Mr. Magoo, you are more fun |
News of the day (october 29 2010). From Computer World I read «Oracle: Google 'directly copied' our Java code». In this article is exposed how and where Google did copy Java's code. From the article we read
«The infringed elements of Oracle America’s copyrighted work include Java method and class names, definitions, organization, and parameters; the structure, organization and content of Java class libraries; and the content and organization of Java’s documentation»
I organize this declaration in the following list
- Java's methods names;
- Java's class names, definitions, organization;
- Java methods' parameters;
- the structure, organization and content of Java class libraries;
- Content and organization of Java’s documentation;
#define PI 3.14159265
The SCO-Linux controversies was more complex and still continue. Anyway, SCO showed some code and, on a computer-science lawsuit, gave some material to think about.
Let's return to Oracle's assertions. How much are they real? As a programmer with some knowledge in law and licensing, they seem ridicolous.
- You can't set a copyright for a "Function Name". Neither for a class name or a declaration. They're not "trademarks". The only trademark could be the "java" prefix in some cases (such as java.*), but I have doubts, because there are placed to grant the Java Standard Definition;
- Look point 1;
- Look point 1;
- As I say on point 1, I can understand Oracle dislikes the word "java" in a whole classpath, but this is placed to follow the Java Standard Definitions;
- This is more difficult: as you can read here, Oracle's documentation distribution isn't released under the GNU Free Documentation License.
By the way, "Java" was released under GPL by Sun Microsystems just before it was purchased by Oracle and just some pieces are still under a non-free license. So, Oracle's charges to Google seems inconsistent to me. If the problem is documentation, then Google can pay a team to rewrite it.

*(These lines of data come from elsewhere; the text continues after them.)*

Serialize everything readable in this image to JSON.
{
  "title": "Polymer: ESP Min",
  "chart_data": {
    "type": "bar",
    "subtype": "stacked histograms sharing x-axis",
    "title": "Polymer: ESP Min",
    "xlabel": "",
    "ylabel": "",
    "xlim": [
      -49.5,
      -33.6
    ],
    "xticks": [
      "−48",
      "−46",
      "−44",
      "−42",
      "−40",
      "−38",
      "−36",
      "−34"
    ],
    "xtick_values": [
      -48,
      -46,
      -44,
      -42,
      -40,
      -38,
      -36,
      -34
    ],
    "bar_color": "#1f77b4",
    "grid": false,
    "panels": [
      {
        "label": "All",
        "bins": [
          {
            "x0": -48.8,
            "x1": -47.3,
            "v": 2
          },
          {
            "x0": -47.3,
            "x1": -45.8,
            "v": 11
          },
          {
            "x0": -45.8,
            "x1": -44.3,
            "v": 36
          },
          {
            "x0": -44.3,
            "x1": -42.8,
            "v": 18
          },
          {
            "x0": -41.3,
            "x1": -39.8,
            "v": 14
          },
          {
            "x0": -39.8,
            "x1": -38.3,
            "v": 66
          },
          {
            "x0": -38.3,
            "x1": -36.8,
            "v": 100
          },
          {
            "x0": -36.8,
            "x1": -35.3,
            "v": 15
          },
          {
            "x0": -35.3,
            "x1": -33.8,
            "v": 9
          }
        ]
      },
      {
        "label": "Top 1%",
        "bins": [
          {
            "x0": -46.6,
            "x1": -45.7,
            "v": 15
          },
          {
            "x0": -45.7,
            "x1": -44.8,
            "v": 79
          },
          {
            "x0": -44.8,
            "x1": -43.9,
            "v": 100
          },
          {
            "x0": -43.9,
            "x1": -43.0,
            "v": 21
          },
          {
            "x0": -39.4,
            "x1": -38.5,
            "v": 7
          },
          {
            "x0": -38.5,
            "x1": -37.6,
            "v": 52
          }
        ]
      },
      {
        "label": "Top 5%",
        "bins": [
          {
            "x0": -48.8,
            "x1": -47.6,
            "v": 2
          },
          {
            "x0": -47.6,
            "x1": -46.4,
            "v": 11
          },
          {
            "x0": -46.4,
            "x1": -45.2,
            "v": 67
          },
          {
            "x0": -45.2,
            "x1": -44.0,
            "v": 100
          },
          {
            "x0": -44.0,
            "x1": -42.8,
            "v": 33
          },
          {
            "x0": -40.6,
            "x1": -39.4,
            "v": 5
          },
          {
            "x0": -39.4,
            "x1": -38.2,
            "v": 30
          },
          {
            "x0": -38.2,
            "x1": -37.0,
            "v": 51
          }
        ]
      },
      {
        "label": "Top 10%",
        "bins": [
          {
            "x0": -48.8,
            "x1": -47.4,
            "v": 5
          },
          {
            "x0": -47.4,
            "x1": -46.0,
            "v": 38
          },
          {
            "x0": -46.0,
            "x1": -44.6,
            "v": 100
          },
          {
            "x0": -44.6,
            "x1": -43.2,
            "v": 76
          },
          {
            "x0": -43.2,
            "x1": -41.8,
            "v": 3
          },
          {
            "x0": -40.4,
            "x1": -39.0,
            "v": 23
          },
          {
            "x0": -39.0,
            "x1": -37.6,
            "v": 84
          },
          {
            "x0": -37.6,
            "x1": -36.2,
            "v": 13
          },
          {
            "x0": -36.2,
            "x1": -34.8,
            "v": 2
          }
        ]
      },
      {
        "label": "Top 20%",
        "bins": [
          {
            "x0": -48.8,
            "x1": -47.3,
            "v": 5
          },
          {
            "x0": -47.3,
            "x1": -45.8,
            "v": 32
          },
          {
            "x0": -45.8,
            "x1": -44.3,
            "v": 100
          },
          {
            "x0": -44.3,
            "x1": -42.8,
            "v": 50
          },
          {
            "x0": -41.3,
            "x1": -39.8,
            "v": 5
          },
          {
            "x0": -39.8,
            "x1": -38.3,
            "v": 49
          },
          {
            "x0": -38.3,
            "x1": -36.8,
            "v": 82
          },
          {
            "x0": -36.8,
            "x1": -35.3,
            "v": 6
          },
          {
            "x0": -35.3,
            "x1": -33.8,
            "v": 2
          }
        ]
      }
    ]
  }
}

I think the main reason to start this lawsuit campaign is the lesser importance of the Java Micro Edition platform. How Oracle (a server provider) could be afraid on losing the mobile market? The answer is Oracle feels threatened by the decreasing importance of selling licenses to use the Java Micro Edition. Sun Microsystems earned selling to smartphone producers (Nokia, Erikson, Motorola, ecc.) the autorization to include a JME on their products. I think this was the only profittable Java client platform. Now that JME is going out of market (killed by iOS and Android), maybe Oracle is playing dirt to give new life to this project.